There is light in Ireland to-day, and hope for an Irish culture; the thing to be noted is that it comes from two movements, one for agricultural co-operation and the other for political independence—both of them definitely and specifically non-religious. This same thing has been true of the movements which have helped on happier nations, such as the republics of France and America, which have put an end to the power of the priestly caste to take property by force, and to dominate the mind of the child without its parents' consent.
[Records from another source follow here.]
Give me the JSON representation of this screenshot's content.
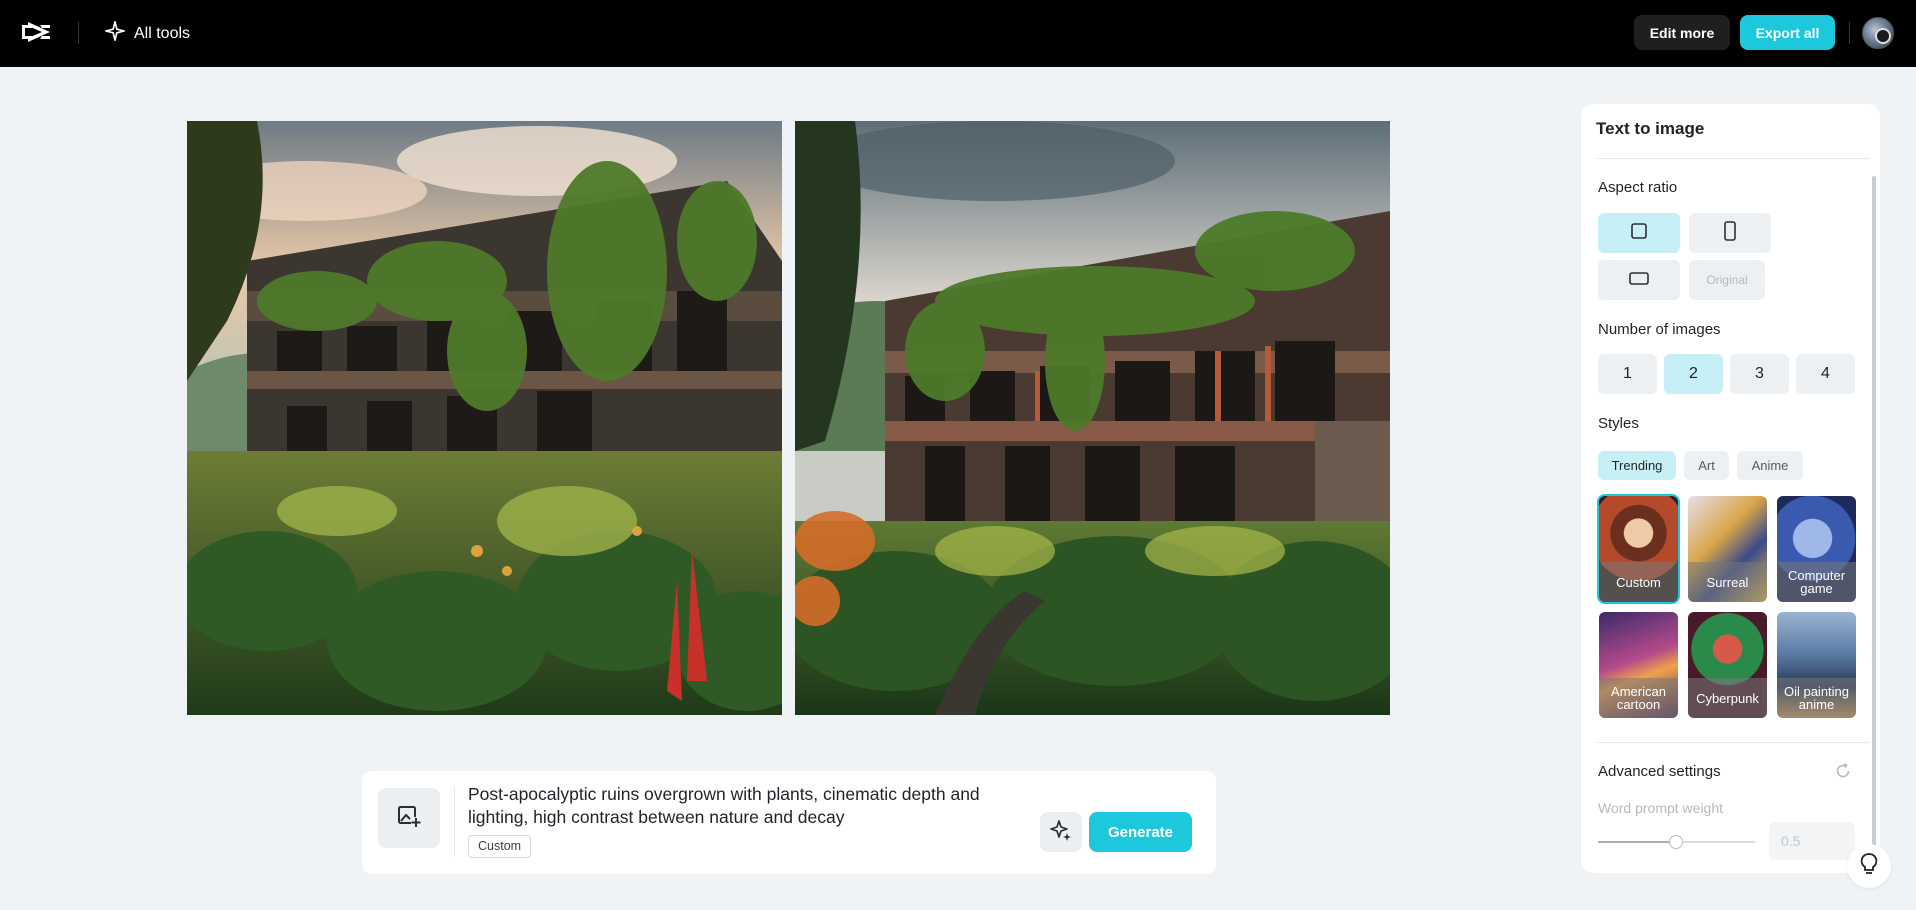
{
  "topbar": {
    "logo_icon": "capcut-logo-icon",
    "all_tools_label": "All tools",
    "all_tools_icon": "sparkle-icon",
    "edit_more_label": "Edit more",
    "export_all_label": "Export all",
    "avatar_icon": "user-avatar"
  },
  "canvas": {
    "images": [
      {
        "name": "generated-image-1"
      },
      {
        "name": "generated-image-2"
      }
    ]
  },
  "prompt": {
    "upload_icon": "image-upload-icon",
    "text": "Post-apocalyptic ruins overgrown with plants, cinematic depth and lighting, high contrast between nature and decay",
    "style_tag": "Custom",
    "magic_icon": "magic-sparkle-icon",
    "generate_label": "Generate"
  },
  "panel": {
    "title": "Text to image",
    "aspect_ratio": {
      "label": "Aspect ratio",
      "options": [
        {
          "icon": "square-ratio-icon",
          "selected": true
        },
        {
          "icon": "portrait-ratio-icon",
          "selected": false
        },
        {
          "icon": "landscape-ratio-icon",
          "selected": false
        },
        {
          "label": "Original",
          "selected": false
        }
      ]
    },
    "number_of_images": {
      "label": "Number of images",
      "options": [
        "1",
        "2",
        "3",
        "4"
      ],
      "selected": "2"
    },
    "styles": {
      "label": "Styles",
      "tabs": [
        "Trending",
        "Art",
        "Anime"
      ],
      "selected_tab": "Trending",
      "items": [
        {
          "label": "Custom",
          "selected": true
        },
        {
          "label": "Surreal",
          "selected": false
        },
        {
          "label": "Computer game",
          "selected": false
        },
        {
          "label": "American cartoon",
          "selected": false
        },
        {
          "label": "Cyberpunk",
          "selected": false
        },
        {
          "label": "Oil painting anime",
          "selected": false
        }
      ]
    },
    "advanced": {
      "label": "Advanced settings",
      "reset_icon": "reset-icon",
      "word_prompt_weight_label": "Word prompt weight",
      "word_prompt_weight_value": "0.5"
    }
  },
  "help_icon": "lightbulb-icon",
  "colors": {
    "accent": "#1dc8dd",
    "selected_bg": "#c6f0f5",
    "topbar_bg": "#000000",
    "page_bg": "#eff3f6"
  }
}
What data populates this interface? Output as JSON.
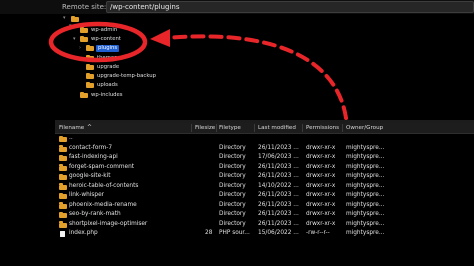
{
  "remote": {
    "label": "Remote site:",
    "path": "/wp-content/plugins"
  },
  "tree": {
    "items": [
      {
        "label": "?"
      },
      {
        "label": "wp-admin"
      },
      {
        "label": "wp-content"
      },
      {
        "label": "plugins"
      },
      {
        "label": "themes"
      },
      {
        "label": "upgrade"
      },
      {
        "label": "upgrade-temp-backup"
      },
      {
        "label": "uploads"
      },
      {
        "label": "wp-includes"
      }
    ]
  },
  "table": {
    "headers": [
      "Filename",
      "Filesize",
      "Filetype",
      "Last modified",
      "Permissions",
      "Owner/Group"
    ],
    "sort_indicator": "^",
    "rows": [
      {
        "name": "..",
        "size": "",
        "type": "",
        "modified": "",
        "perms": "",
        "owner": ""
      },
      {
        "name": "contact-form-7",
        "size": "",
        "type": "Directory",
        "modified": "26/11/2023 ...",
        "perms": "drwxr-xr-x",
        "owner": "mightyspre..."
      },
      {
        "name": "fast-indexing-api",
        "size": "",
        "type": "Directory",
        "modified": "17/06/2023 ...",
        "perms": "drwxr-xr-x",
        "owner": "mightyspre..."
      },
      {
        "name": "forget-spam-comment",
        "size": "",
        "type": "Directory",
        "modified": "26/11/2023 ...",
        "perms": "drwxr-xr-x",
        "owner": "mightyspre..."
      },
      {
        "name": "google-site-kit",
        "size": "",
        "type": "Directory",
        "modified": "26/11/2023 ...",
        "perms": "drwxr-xr-x",
        "owner": "mightyspre..."
      },
      {
        "name": "heroic-table-of-contents",
        "size": "",
        "type": "Directory",
        "modified": "14/10/2022 ...",
        "perms": "drwxr-xr-x",
        "owner": "mightyspre..."
      },
      {
        "name": "link-whisper",
        "size": "",
        "type": "Directory",
        "modified": "26/11/2023 ...",
        "perms": "drwxr-xr-x",
        "owner": "mightyspre..."
      },
      {
        "name": "phoenix-media-rename",
        "size": "",
        "type": "Directory",
        "modified": "26/11/2023 ...",
        "perms": "drwxr-xr-x",
        "owner": "mightyspre..."
      },
      {
        "name": "seo-by-rank-math",
        "size": "",
        "type": "Directory",
        "modified": "26/11/2023 ...",
        "perms": "drwxr-xr-x",
        "owner": "mightyspre..."
      },
      {
        "name": "shortpixel-image-optimiser",
        "size": "",
        "type": "Directory",
        "modified": "26/11/2023 ...",
        "perms": "drwxr-xr-x",
        "owner": "mightyspre..."
      },
      {
        "name": "index.php",
        "size": "28",
        "type": "PHP sour...",
        "modified": "15/06/2022 ...",
        "perms": "-rw-r--r--",
        "owner": "mightyspre..."
      }
    ]
  },
  "colors": {
    "folder": "#e2a02b",
    "selection": "#1f5fd1",
    "annotation": "#e8262a"
  }
}
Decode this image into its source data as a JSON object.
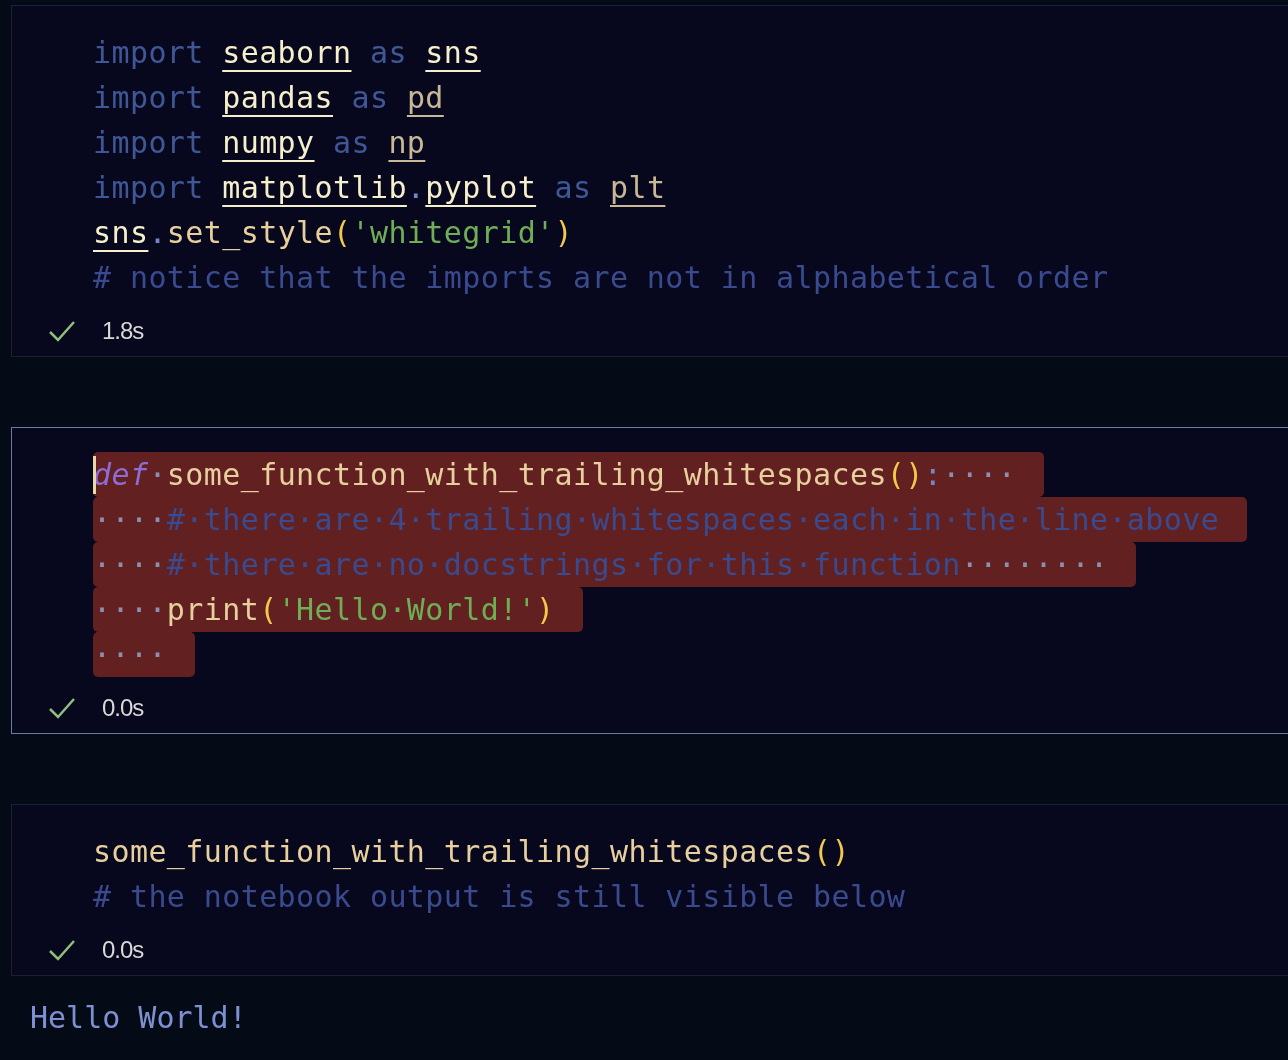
{
  "cells": [
    {
      "focused": false,
      "status": "1.8s",
      "lines": [
        {
          "flagged": false,
          "tokens": [
            {
              "text": "import ",
              "kind": "keyword"
            },
            {
              "text": "seaborn",
              "kind": "module"
            },
            {
              "text": " as ",
              "kind": "keyword"
            },
            {
              "text": "sns",
              "kind": "module"
            }
          ]
        },
        {
          "flagged": false,
          "tokens": [
            {
              "text": "import ",
              "kind": "keyword"
            },
            {
              "text": "pandas",
              "kind": "module"
            },
            {
              "text": " as ",
              "kind": "keyword"
            },
            {
              "text": "pd",
              "kind": "alias"
            }
          ]
        },
        {
          "flagged": false,
          "tokens": [
            {
              "text": "import ",
              "kind": "keyword"
            },
            {
              "text": "numpy",
              "kind": "module"
            },
            {
              "text": " as ",
              "kind": "keyword"
            },
            {
              "text": "np",
              "kind": "alias"
            }
          ]
        },
        {
          "flagged": false,
          "tokens": [
            {
              "text": "import ",
              "kind": "keyword"
            },
            {
              "text": "matplotlib",
              "kind": "module"
            },
            {
              "text": ".",
              "kind": "punct"
            },
            {
              "text": "pyplot",
              "kind": "module"
            },
            {
              "text": " as ",
              "kind": "keyword"
            },
            {
              "text": "plt",
              "kind": "alias"
            }
          ]
        },
        {
          "flagged": false,
          "tokens": [
            {
              "text": "sns",
              "kind": "module"
            },
            {
              "text": ".",
              "kind": "punct"
            },
            {
              "text": "set_style",
              "kind": "func"
            },
            {
              "text": "(",
              "kind": "paren"
            },
            {
              "text": "'whitegrid'",
              "kind": "string"
            },
            {
              "text": ")",
              "kind": "paren"
            }
          ]
        },
        {
          "flagged": false,
          "tokens": [
            {
              "text": "# notice that the imports are not in alphabetical order",
              "kind": "comment"
            }
          ]
        }
      ]
    },
    {
      "focused": true,
      "status": "0.0s",
      "lines": [
        {
          "flagged": true,
          "tokens": [
            {
              "text": "def",
              "kind": "def"
            },
            {
              "text": "·",
              "kind": "space"
            },
            {
              "text": "some_function_with_trailing_whitespaces",
              "kind": "func"
            },
            {
              "text": "()",
              "kind": "paren"
            },
            {
              "text": ":",
              "kind": "punct"
            },
            {
              "text": "····",
              "kind": "space"
            }
          ]
        },
        {
          "flagged": true,
          "tokens": [
            {
              "text": "····",
              "kind": "space"
            },
            {
              "text": "#·there·are·4·trailing·whitespaces·each·in·the·line·above",
              "kind": "comment"
            }
          ]
        },
        {
          "flagged": true,
          "tokens": [
            {
              "text": "····",
              "kind": "space"
            },
            {
              "text": "#·there·are·no·docstrings·for·this·function",
              "kind": "comment"
            },
            {
              "text": "········",
              "kind": "space"
            }
          ]
        },
        {
          "flagged": true,
          "tokens": [
            {
              "text": "····",
              "kind": "space"
            },
            {
              "text": "print",
              "kind": "func"
            },
            {
              "text": "(",
              "kind": "paren"
            },
            {
              "text": "'Hello·World!'",
              "kind": "string"
            },
            {
              "text": ")",
              "kind": "paren"
            }
          ]
        },
        {
          "flagged": true,
          "tokens": [
            {
              "text": "····",
              "kind": "space"
            }
          ]
        }
      ]
    },
    {
      "focused": false,
      "status": "0.0s",
      "lines": [
        {
          "flagged": false,
          "tokens": [
            {
              "text": "some_function_with_trailing_whitespaces",
              "kind": "func"
            },
            {
              "text": "()",
              "kind": "paren"
            }
          ]
        },
        {
          "flagged": false,
          "tokens": [
            {
              "text": "# the notebook output is still visible below",
              "kind": "comment"
            }
          ]
        }
      ],
      "output": "Hello World!"
    }
  ]
}
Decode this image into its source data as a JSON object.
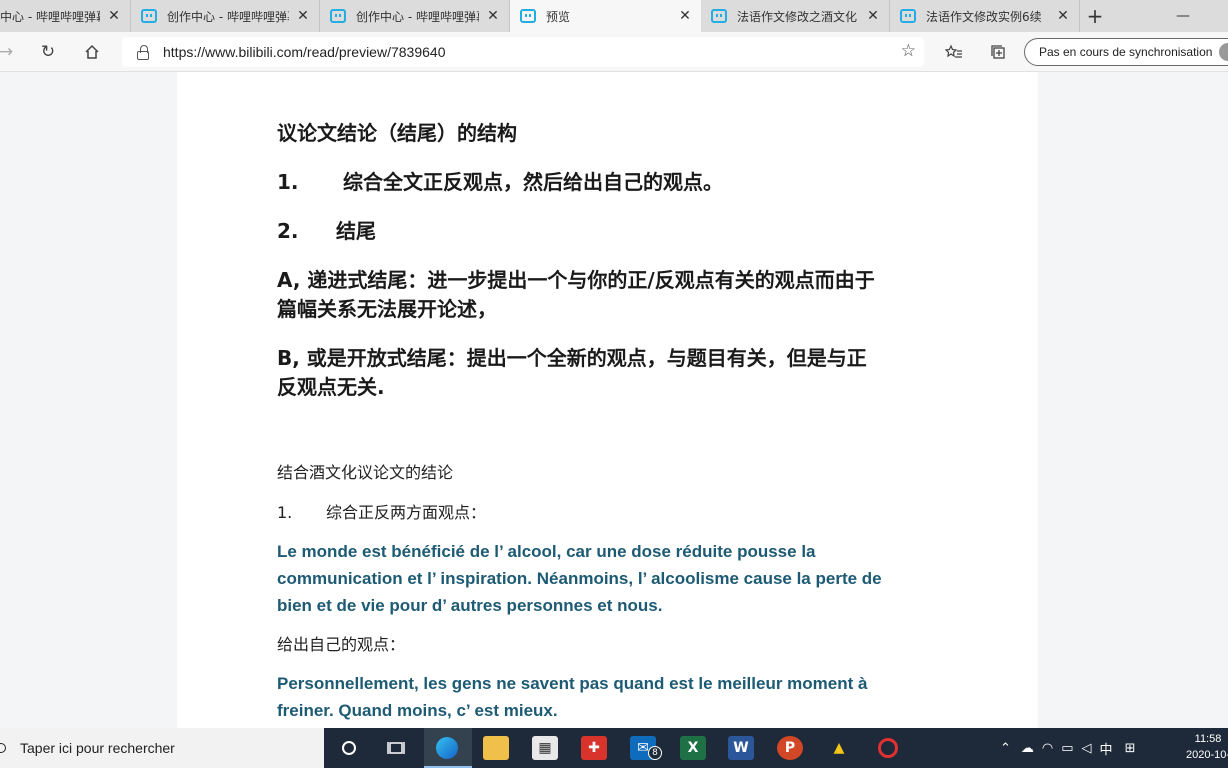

This is as far as any nation has so far gone; it has apparently not yet occurred to any legislature that the State may owe a duty to the child to protect its mind from being poisoned, even though it has the misfortune to be born of poisoned parents. It is still permitted that parents should terrify their little ones with images of a personal devil and a hell of eternal brimstone and sulphur; it is permitted to found schools for the teaching of devil-doctrines; it is permitted to organize gigantic campaigns and systematically to infect whole cities full of men, women and children with hell-fire phobias. In the American city where I write one may see gatherings of people sunk upon their knees, even rolling on the ground in convulsions, moaning, sobbing, screaming to be delivered from such torments. I open my morning paper and read of the arrest of five men and seven women in Los Angeles, members of a sect known as the "Church of the Living God", upon a charge of having disturbed the peace of their neighbors. The police officers testified that the accused claimed to be possessed of the divine spirit, and that as signs of this possession they "crawled on the floor, grunted like pigs and barked like dogs." There were "other acts, even more startling", about which the newspapers did not go into details. And again, a week or two later, I read how a woman has been heard screaming, and found tied to a bedpost, being whipped by a man. She belonged to a religious sect which had found her guilty of witchcraft. Another woman was about to shoot her, but this woman's nerve failed, and the "high priest" was called in, who decreed a whipping. The victim explained to the police that she would have deserved to be whipped had she really been a witch, but a mistake had been made—it was another woman who was the witch. And again in the Los Angeles "Times" I read a perfectly serious news item, telling how a certain man awakened one morning, and found on his pillow where his head had lain a perfect reproduction of the head of Christ with its crown of thorns. He called in his neighbors to witness the miracle, and declared that while he was not superstitious, he knew that such a thing could not have happened by chance, and he knew what it was intended to signify—he would buy more Liberty Bonds and be more ardent in his support of the war!

And this is the world in which our scientists and men of culture think that the battle of the intellect is won, and that it is no longer necessary to spend our energies in fighting "Religion!"